Après la prière, près de 1.500 personnes selon les islamistes, 500 selon la police, ont manifesté dans ce bastion islamique pauvre, situé à 25 km au nord-est d’Amman.
« Le peuple veut des réformes du régime », « Nous voulons la dissolution du Parlement », scandait la foule, selon une correspondante de l’AFP sur place.
Les manifestants criaient aussi des slogans pour soutenir l’insurrection en Libye, comme « Kadhafi, tes heures sont comptées, le sang des martyrs n’aura pas coulé pour rien ».
Un important dispositif de police encadrait la manifestation qui s’est déroulée dans le calme.

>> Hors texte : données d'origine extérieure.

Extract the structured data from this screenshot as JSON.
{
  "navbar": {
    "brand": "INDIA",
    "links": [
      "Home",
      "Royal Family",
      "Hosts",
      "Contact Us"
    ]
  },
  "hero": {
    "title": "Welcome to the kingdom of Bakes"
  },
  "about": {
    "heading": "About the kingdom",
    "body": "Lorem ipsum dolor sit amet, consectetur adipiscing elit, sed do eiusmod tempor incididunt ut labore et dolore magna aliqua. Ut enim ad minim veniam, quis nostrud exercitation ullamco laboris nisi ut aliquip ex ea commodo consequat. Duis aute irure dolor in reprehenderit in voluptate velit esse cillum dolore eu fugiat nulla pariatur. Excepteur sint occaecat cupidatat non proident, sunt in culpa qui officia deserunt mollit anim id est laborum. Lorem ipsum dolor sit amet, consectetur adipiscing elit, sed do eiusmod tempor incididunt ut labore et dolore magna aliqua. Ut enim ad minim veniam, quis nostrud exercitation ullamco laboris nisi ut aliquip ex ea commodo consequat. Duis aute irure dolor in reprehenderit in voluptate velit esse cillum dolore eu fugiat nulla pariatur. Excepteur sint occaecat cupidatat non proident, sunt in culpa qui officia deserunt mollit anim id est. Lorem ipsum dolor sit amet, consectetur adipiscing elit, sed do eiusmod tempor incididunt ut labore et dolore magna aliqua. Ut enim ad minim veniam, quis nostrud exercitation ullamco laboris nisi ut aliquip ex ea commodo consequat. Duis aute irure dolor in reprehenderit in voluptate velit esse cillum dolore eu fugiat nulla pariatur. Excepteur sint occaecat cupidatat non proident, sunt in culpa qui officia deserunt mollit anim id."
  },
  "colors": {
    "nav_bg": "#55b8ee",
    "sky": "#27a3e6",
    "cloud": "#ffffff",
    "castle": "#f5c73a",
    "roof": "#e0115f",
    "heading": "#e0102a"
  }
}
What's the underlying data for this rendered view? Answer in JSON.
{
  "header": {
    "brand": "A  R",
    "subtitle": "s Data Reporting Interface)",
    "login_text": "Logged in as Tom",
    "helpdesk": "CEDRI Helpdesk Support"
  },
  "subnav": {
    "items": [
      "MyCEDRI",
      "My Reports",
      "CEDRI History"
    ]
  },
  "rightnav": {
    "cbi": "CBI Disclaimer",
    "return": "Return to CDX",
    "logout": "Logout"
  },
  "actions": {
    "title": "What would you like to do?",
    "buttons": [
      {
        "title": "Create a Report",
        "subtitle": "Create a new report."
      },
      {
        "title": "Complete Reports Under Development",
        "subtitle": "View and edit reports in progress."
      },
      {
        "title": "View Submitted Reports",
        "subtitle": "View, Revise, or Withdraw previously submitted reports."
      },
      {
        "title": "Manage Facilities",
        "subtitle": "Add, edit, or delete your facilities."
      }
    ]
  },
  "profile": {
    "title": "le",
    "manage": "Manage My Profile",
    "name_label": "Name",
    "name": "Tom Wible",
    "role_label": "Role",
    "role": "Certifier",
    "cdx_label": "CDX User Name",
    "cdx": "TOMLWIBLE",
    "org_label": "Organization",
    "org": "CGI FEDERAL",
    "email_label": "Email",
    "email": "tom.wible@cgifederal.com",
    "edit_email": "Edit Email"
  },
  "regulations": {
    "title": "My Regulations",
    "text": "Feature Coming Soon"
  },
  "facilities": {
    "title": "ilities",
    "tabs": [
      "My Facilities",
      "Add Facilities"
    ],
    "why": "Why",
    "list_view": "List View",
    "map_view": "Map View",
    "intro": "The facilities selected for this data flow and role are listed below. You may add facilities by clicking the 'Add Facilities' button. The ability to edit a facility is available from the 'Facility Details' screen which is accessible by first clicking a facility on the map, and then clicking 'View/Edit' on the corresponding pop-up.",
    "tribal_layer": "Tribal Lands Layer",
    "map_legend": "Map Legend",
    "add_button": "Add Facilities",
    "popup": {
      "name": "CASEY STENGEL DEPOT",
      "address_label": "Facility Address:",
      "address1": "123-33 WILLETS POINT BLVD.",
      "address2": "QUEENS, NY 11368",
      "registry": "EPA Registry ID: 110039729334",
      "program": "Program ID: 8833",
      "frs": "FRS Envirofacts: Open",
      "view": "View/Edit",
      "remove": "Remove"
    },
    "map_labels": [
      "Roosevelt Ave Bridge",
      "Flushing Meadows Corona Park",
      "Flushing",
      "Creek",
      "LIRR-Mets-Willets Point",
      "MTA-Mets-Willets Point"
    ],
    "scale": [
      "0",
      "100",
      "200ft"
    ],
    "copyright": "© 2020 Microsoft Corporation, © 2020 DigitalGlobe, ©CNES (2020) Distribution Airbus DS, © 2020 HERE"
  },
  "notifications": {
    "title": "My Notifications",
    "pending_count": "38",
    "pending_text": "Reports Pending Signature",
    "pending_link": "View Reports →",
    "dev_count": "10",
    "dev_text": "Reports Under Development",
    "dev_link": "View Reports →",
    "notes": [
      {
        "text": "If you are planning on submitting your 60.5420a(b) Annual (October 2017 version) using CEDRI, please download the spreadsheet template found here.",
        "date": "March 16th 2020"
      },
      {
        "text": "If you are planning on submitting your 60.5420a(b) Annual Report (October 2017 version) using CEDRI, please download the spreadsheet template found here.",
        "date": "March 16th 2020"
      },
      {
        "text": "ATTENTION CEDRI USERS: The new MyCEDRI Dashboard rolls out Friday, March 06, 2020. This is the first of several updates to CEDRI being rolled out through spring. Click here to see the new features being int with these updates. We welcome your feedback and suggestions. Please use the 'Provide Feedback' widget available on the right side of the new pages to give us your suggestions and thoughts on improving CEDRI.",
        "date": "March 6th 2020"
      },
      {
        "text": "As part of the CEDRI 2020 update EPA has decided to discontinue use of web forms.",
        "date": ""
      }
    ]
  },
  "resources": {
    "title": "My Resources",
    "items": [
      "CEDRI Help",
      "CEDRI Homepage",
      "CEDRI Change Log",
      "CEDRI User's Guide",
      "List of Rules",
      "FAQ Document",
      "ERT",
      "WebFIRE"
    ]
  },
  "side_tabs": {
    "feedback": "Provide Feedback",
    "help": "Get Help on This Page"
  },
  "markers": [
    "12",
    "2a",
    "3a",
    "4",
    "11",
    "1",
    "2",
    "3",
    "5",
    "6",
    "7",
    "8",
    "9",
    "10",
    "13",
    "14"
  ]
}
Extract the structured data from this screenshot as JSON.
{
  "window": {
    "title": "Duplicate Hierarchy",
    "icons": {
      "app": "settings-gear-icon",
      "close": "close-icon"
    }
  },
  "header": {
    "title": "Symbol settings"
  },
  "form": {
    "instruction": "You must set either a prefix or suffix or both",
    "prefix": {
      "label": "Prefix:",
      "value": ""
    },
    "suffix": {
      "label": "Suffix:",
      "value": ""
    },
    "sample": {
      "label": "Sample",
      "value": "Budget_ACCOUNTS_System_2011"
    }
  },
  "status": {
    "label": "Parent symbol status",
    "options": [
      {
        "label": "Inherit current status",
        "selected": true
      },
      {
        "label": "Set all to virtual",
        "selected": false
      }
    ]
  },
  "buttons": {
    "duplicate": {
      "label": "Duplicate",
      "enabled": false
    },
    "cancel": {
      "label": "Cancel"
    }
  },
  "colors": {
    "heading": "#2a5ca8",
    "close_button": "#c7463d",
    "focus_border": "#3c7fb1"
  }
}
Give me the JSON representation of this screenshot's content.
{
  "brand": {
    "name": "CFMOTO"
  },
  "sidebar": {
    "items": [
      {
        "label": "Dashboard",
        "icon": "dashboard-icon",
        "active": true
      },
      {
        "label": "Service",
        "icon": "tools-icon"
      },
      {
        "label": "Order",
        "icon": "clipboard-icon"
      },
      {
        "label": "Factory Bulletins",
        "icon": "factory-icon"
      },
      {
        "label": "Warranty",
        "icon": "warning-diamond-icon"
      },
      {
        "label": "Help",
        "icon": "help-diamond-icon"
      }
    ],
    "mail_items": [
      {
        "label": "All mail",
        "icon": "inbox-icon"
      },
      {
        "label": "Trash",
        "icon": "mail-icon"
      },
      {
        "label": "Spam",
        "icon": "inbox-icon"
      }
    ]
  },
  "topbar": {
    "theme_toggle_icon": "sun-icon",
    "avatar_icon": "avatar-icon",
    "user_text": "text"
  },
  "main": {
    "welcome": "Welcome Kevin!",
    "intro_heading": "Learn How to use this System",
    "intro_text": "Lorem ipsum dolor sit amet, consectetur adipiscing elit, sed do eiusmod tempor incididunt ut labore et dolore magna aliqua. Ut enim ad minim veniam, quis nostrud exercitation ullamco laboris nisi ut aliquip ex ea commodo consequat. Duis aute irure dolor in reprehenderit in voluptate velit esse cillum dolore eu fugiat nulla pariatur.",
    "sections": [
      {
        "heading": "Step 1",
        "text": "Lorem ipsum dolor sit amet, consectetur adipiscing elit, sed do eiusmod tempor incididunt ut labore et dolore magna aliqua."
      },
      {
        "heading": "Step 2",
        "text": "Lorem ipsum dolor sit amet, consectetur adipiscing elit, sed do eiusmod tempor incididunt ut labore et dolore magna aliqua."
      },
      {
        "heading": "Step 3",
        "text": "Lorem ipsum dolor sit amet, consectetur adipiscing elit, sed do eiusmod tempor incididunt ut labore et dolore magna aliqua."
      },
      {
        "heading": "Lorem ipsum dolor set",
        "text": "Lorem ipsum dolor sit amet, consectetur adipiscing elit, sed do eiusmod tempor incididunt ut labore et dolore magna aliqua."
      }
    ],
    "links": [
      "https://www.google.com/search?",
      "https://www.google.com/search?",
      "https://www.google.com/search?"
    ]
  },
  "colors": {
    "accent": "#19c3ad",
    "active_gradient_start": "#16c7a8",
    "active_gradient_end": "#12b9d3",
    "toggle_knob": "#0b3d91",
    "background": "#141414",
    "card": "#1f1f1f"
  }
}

« Ce que nous acceptons aujourd’hui sera rejeté demain et nous augmenterons nos revendications à un point qui ne sera pas acceptable pour le régime », a déclaré dans un discours le chef du bureau politique du Front de l’action islamique (FAI), Zaki Bani Rsheid.
A l’adresse des Moukhabarat (les services de Renseignements jordaniens), il a dit: « votre intérêt est avec le peuple, c’est lui que vous devez protéger et non la corruption du régime ».
Il a réitéré l’appel à la dissolution du Parlement et à « un gouvernement élu ».
La crise s’est envenimée vendredi en Jordanie entre le gouvernement et les islamistes, après le refus de ces derniers de participer à la commission de dialogue national.
Le FAI réclame une révision constitutionnelle, en particulier de la loi électorale, et prône un système de gouvernement parlementaire, avec un Premier ministre élu et non plus désigné par le roi.